Why monitoring?
Monitoring is a generic term in the context of operating a business. As part of effectively running a business, various elements of the business operations are measured for their health and effectiveness. The outputs of such measurements are compared against the business goals. When such efforts are done periodically and systematically, it could be called monitoring.
Monitoring could be done directly or indirectly, and voluntarily or dictated by some law. Successful businesses are good at tracking growth by using various metrics and taking corrective actions to fine-tune their operations and goals as needed.
The previous statements are common knowledge and applicable to any successful operation, even if it is a one-time event. However, there are a few important keywords we already mentioned – metrics, measurement, and goal. A monitoring activity is all about measuring something and comparing that result against a goal or a target.
While it is important to keep track of every aspect of running a business, this book focuses on monitoring software application systems running in production. Information Technology (IT) is a key element of running businesses and that involves operating software systems. With software available as a service through the internet (commonly referred to as Software as a Service or just SaaS), most software users don't need to run software systems in-house, and thus there's no need for them to monitor it.
However, SaaS providers need to monitor the software systems they run for their customers.

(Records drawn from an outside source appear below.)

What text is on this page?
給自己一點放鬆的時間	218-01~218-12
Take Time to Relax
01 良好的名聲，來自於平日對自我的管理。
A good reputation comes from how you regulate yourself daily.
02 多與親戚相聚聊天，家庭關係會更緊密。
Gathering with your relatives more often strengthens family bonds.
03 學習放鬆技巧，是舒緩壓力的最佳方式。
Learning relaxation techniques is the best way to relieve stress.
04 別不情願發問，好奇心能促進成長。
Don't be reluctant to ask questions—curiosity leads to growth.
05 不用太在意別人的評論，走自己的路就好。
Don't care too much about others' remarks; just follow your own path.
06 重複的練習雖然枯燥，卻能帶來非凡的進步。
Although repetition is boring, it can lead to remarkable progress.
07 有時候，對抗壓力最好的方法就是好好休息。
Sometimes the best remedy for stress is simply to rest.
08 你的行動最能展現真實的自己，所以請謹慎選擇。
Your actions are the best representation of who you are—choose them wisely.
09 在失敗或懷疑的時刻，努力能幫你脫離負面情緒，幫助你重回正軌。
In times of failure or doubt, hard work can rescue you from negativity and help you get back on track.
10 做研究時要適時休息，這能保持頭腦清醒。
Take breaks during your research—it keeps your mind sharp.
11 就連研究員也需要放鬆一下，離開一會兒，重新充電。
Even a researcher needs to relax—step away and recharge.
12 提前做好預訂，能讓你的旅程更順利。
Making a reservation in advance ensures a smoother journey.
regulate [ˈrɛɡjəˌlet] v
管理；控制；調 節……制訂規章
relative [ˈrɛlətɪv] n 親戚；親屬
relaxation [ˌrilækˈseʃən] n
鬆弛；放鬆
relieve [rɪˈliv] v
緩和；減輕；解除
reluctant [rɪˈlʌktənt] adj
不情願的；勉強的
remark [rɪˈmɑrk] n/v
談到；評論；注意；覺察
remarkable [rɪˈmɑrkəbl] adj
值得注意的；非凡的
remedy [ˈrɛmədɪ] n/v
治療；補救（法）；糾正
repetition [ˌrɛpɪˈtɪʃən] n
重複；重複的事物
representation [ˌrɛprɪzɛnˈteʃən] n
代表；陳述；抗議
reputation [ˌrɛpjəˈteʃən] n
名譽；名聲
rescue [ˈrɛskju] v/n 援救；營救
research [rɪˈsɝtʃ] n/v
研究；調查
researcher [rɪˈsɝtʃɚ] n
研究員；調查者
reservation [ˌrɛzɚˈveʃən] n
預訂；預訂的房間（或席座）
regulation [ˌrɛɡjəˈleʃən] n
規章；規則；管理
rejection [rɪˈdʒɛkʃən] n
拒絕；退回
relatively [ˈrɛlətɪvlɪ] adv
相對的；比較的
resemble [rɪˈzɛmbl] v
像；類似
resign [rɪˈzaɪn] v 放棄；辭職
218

Big corporations such as banks and retail chains may still have to run software systems in-house due to the non-availability of the required software service in the cloud or due to security or privacy reasons.
The primary focus of monitoring a software system is to check its health. By keeping track of the health of a software system, it is possible to determine whether the system is available or its health is deteriorating.
If it is possible to catch the deteriorating state of a software system ahead of time, it might be possible to fix the underlying issue before any outage happens, which would ensure business continuity. Such a method of proactive monitoring that provides warnings well in advance is the ideal method of monitoring. But that is not always possible. There must also be processes in place to deal with the outage of software systems.
A software system running in production has three major components:
- Application software: A software service provider builds applications that will be used by customers or the software is built in-house for internal use.
- Third-party software: Existing third-party software such as databases and messaging platforms are used to run application software. These are subscribed to as SaaS services or deployed internally.
- Infrastructure: This usually refers to the network, compute, and storage infrastructure used to run the application and third-party software. This could be bare-metal equipment in data centers or services provisioned on a public cloud platform such as AWS, Azure, or GCP.
Though we discussed monitoring software systems in broad terms earlier, upon a closer look, it is clear that monitoring of the three main components mentioned previously is involved in it. The information, measured using related metrics, is different for each category.
The monitoring of these three components constitutes core monitoring. There are many other aspects – both internal to the system, such as its health, and external, such as security – that would make the monitoring of a software system complete. We will look at all the major aspects of software system monitoring in general in this introductory chapter, and as it is supported by Datadog in later chapters.